Plenitud ajena

Lo venía pensando a cuento de Ana de Tejas Verdes, pero puede aplicarse a muchísimos casos de la narrativa de todos los tiempos: la curiosa emoción que sentimos los espectadores al contemplar la felicidad del protagonista.
La satisfacción de presenciar una vida -o un momento de una vida- vivida con algún tipo de plenitud.
Aunque se trate de una ficción; independientemente de que podamos «identificarnos» (esa palabra…) con el personaje de la ficción.

Curioso me parece, porque -a primera vista- no debería ser así. De hecho, no siempre es así. Leía estos días, en un foro de discusión sobre estudio Ghibli, el comentario de un chico que, habiendo visto Whisper of the heart (película romántica, con una protagonista adolescente querible y querida… y final feliz) se declaraba deprimido («me dieron ganas de suicidarme») porque no podía dejar de comparar esa adolescencia plena y dichosa del personaje con la propia, gris y vacía. Una forma de envidia, si quieren; pero envidia natural, al fin y al cabo, y aparentemente justificable. Al que es pobre, cabe pedirle que se conforme y trate de ser feliz en la medida que puede serlo, con lo que tiene, sin envidiar al opulento. Pero pedirle además que no se amargue sino que se alegre asistiendo a la exhibición de esos goces que procura la riqueza, y que él no tuvo ni tendrá nunca… parece demasiado… ¿no?
Pues, parece que no; en aquel sentido, al menos, parece que no.

Alguien intentó consolar a aquel espectador deprimido señalando que no era para tanto, que la vida de la protagonista (Shizuku) no era tan confortable (según los estándares del confort de la clase media de EEUU, supongo) y no todo era color de rosa. Pero no es esa la cuestión.

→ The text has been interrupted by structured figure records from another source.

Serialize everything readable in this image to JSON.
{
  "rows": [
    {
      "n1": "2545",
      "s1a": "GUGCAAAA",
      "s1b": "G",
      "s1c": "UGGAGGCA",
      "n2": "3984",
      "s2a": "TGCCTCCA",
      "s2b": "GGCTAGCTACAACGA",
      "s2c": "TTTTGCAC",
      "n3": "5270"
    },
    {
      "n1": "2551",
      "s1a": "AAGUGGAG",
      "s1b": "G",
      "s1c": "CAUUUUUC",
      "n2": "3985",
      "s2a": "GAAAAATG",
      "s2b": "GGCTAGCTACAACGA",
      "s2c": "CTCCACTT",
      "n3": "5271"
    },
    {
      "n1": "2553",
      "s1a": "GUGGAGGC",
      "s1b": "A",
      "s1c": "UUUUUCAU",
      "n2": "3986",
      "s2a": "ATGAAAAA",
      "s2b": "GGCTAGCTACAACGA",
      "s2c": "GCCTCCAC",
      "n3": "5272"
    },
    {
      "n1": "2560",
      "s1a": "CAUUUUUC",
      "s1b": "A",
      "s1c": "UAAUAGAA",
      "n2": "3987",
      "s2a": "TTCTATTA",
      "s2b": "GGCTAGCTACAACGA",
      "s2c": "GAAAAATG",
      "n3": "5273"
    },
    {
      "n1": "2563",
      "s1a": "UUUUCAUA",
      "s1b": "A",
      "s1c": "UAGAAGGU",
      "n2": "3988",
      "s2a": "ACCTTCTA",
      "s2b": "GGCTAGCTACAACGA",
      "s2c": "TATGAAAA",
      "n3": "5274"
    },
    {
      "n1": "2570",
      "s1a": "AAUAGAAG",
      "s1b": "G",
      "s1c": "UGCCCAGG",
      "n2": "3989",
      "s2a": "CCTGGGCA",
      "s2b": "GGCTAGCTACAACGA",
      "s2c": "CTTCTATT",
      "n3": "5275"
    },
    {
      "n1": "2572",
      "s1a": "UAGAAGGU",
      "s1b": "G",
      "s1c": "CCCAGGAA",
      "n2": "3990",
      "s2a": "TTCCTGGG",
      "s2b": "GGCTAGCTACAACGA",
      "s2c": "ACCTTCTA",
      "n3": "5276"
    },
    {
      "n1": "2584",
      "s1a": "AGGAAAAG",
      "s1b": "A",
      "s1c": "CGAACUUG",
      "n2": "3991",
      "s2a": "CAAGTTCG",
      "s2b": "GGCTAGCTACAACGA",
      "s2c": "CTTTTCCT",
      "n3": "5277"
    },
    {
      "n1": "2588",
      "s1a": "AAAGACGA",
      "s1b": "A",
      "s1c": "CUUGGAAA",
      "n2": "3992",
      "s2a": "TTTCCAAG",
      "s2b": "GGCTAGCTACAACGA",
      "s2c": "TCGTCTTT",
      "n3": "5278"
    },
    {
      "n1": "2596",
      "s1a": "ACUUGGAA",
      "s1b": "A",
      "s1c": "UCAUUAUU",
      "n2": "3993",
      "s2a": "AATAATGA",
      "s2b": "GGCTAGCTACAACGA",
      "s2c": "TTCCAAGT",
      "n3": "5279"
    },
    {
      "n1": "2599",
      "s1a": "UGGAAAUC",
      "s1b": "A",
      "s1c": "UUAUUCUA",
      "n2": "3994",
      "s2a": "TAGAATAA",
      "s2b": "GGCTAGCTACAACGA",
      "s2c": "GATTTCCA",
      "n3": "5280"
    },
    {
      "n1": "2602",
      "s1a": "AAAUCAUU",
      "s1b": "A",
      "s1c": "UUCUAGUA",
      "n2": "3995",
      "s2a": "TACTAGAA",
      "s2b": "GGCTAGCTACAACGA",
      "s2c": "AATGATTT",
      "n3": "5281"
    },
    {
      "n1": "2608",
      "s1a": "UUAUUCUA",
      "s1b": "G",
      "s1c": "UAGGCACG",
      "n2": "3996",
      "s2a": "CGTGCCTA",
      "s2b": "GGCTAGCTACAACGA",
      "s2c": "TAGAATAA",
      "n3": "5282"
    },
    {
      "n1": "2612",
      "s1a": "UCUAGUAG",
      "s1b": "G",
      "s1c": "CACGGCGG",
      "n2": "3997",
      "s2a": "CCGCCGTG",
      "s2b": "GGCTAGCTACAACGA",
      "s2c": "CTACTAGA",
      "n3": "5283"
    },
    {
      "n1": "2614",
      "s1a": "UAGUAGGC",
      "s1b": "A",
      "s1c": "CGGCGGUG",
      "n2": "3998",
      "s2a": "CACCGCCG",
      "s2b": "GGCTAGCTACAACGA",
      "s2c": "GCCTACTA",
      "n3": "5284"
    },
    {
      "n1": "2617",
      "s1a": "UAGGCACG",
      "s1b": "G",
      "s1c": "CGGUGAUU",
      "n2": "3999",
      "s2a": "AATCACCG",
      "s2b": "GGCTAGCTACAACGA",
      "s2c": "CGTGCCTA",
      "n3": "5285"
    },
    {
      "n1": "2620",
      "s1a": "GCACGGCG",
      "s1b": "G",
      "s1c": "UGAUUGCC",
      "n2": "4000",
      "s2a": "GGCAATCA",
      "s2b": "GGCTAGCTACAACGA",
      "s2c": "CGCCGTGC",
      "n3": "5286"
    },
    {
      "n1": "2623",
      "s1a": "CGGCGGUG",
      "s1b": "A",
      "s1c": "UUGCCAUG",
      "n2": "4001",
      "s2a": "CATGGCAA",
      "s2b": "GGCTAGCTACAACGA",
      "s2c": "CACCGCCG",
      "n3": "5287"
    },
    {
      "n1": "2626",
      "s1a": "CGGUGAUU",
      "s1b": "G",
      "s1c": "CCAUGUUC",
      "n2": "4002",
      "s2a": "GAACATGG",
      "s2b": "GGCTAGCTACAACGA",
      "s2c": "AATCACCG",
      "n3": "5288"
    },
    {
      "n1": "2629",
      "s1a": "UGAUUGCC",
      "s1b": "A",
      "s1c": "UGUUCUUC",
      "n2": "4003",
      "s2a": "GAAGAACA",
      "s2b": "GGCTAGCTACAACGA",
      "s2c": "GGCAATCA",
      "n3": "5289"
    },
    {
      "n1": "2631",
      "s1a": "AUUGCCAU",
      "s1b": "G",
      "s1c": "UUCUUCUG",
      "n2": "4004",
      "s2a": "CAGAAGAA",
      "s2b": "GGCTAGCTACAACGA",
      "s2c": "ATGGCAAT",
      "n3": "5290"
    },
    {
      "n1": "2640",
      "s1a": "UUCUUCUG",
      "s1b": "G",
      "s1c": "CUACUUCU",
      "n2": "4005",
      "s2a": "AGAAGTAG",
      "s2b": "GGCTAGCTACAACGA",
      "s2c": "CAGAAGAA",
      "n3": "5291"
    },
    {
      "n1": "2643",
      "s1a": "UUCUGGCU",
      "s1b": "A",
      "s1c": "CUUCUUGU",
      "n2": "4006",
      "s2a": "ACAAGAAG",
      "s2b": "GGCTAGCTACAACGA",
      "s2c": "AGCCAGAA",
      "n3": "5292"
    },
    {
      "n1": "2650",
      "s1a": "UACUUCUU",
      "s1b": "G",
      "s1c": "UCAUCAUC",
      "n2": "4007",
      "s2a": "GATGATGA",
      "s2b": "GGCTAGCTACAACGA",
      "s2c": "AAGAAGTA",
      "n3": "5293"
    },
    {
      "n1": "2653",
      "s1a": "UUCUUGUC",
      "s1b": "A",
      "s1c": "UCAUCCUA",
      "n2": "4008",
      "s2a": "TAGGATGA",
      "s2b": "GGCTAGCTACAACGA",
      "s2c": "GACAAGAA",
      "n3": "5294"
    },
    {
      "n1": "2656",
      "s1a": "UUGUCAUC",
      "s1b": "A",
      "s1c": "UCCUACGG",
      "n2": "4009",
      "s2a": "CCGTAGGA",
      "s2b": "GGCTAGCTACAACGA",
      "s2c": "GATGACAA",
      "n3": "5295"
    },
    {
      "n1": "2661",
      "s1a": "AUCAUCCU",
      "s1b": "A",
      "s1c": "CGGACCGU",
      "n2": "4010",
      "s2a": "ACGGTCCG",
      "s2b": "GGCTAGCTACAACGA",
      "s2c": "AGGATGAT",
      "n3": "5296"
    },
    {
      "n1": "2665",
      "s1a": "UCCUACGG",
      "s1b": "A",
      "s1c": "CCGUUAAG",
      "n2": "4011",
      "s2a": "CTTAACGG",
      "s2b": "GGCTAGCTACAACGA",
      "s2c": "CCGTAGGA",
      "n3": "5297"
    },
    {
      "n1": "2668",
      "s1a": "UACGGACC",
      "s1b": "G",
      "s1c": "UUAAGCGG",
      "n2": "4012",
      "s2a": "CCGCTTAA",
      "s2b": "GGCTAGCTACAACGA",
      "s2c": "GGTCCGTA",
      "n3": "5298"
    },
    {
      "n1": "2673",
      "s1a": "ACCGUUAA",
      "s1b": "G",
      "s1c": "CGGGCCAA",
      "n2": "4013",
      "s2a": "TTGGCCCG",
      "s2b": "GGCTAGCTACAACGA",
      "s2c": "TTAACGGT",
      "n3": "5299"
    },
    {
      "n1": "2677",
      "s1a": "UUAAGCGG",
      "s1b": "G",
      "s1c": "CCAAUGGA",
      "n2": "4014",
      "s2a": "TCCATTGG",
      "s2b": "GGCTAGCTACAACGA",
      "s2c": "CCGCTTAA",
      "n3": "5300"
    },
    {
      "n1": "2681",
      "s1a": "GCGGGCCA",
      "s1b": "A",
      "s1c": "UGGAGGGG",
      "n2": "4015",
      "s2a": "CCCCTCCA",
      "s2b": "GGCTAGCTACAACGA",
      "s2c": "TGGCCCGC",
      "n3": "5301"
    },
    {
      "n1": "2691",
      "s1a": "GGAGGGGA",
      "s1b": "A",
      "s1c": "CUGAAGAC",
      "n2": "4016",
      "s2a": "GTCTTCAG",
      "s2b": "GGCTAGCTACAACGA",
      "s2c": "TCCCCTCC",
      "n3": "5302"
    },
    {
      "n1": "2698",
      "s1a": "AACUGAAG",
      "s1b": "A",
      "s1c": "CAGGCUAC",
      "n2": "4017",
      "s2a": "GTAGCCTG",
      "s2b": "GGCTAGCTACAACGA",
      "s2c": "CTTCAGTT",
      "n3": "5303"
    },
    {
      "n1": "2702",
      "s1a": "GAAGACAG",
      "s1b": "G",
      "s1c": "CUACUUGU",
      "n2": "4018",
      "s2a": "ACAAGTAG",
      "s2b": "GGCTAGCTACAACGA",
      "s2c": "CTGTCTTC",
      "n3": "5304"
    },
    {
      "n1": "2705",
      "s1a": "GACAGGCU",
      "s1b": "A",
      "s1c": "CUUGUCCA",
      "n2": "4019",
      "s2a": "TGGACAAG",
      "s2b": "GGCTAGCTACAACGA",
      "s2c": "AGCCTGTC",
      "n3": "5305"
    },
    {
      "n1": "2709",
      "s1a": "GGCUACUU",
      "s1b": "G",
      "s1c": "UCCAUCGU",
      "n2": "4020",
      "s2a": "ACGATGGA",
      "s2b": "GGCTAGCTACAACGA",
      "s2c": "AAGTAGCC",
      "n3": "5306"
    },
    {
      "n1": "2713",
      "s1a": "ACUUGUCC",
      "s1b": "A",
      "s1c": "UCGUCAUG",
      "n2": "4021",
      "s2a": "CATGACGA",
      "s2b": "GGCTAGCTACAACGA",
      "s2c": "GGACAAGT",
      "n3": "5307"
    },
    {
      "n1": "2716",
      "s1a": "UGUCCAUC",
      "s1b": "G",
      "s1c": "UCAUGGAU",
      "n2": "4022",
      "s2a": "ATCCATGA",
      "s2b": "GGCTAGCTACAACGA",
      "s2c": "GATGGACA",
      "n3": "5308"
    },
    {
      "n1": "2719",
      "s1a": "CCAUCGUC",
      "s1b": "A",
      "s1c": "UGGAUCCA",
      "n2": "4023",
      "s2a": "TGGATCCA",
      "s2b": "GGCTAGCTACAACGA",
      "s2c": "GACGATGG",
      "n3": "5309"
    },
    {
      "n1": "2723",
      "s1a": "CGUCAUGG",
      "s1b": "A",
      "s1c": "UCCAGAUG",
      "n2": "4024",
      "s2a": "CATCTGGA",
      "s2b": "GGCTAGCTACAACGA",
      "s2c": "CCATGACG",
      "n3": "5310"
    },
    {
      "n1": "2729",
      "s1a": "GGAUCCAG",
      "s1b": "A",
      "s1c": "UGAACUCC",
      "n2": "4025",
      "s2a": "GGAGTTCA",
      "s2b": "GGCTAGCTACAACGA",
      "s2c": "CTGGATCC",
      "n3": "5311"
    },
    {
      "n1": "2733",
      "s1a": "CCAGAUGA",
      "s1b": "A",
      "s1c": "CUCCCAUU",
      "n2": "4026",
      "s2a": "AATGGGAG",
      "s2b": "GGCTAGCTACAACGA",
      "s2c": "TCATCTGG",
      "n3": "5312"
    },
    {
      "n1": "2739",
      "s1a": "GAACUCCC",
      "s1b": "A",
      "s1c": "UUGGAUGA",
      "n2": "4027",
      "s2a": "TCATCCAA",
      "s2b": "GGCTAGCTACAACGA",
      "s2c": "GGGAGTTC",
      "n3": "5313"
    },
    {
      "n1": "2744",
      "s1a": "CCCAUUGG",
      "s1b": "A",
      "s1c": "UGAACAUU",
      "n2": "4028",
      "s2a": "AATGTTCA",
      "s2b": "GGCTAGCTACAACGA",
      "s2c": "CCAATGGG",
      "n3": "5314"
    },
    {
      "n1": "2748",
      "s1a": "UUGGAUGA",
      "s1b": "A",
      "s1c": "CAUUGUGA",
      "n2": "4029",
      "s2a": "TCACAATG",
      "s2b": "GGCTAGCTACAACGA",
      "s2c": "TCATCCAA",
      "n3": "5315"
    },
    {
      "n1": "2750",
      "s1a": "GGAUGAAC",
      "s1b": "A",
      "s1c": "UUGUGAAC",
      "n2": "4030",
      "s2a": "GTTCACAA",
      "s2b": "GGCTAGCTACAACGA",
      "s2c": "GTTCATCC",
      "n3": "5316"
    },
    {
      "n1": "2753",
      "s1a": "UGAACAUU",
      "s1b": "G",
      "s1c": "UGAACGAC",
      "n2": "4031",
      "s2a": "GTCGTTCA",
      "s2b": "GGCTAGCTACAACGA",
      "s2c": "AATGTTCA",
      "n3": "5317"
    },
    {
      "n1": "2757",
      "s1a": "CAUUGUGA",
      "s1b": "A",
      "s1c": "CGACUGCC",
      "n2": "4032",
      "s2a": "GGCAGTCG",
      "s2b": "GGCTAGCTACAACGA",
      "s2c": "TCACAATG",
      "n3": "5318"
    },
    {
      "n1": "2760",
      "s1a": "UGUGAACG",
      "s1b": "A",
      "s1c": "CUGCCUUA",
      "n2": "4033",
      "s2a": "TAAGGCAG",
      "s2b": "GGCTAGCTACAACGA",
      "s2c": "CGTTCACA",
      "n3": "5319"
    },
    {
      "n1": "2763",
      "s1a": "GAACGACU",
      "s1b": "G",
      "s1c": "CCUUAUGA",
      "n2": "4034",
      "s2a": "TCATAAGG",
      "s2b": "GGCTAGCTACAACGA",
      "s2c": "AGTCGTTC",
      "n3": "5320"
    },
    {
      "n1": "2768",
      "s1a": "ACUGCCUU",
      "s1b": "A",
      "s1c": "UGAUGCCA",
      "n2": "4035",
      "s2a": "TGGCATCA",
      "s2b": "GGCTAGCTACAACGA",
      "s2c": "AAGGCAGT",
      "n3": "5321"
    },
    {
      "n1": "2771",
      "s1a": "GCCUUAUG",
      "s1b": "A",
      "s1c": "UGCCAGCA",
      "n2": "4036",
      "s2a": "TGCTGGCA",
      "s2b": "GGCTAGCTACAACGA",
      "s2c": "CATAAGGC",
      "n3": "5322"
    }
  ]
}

Pareciera más bien que esa capacidad natural que tiene el hombre de disfrutar de la dicha ajena -en el sentido en que estamos hablando- es un signo de salud; más, una especie de exigencia (y al revés, su carencia es signo de una falta de salud). Uno no sólo se alegra presenciando la dicha de Ana de las Tejas Verdes, sino que —reflexivamente— se alegra de poder alegrarse.

Dicho lo cual, y dándolo por cierto, ahora uno debería dedicarse a explicar por qué. Y no sería difícil rebuscar razones… lo difícil es dar con la justa. Podríamos referirnos al hombre como creación de Dios, citar el Génesis, o a Chesterton; hablar de la felicidad como vocación del hombre, la solidaridad -la comunión- del género humano; el amor como alegría de que el otro exista -y de que exista con plenitud-; citar a Tolkien, con su análisis de la eucatástrofe y la emoción del final feliz en los cuentos de hadas. Pero mejor no.
Porque, si todas esas cosas pueden tener su lugar, temo que no den de lleno en el corazón del asunto. Y temo -ahora y muchas otras veces- que por intentar meter los hechos en mis esquemas de interpretación, me pierda el sentido verdadero de los hechos. Además, habría que fijarse también en el lado peligroso (sensiblería, escapismo, alienación) de la cuestión.

Notemos sólo esto: no nos restringimos a los finales felices, ni a la felicidad pura y simple. Se trata más bien de la emoción de asistir a la vida de un personaje, expresada con algún tipo de plenitud: y esto puede abarcar la tragedia, y también el melodrama.
Leon Bloy hablaba alguna vez (no ubico la cita) del alma como un violín, de alguien que vivía «tocando su alma» como quien toca un instrumento musical. Podríamos tomar la imagen en un sentido más general, pensar que vivir es comparable a tocar una sonata. Acaso esa emoción que estoy fatigosamente tratando de describir -ya que no de explicar- tenga bastante paralelismo con la satisfacción de escuchar una música bien tocada. Y, como cualquier oyente con un mínimo oído puede intuir (aunque sólo los que sepan música puedan explicarlo), ese montón de notas guarda una estructura y un sentido. Acaso lo que nos satisface en el cuento de hadas, como en la tragedia y en el melodrama, es que las cosas tienen su lugar: la (oscura pero potente) afirmación de un sentido.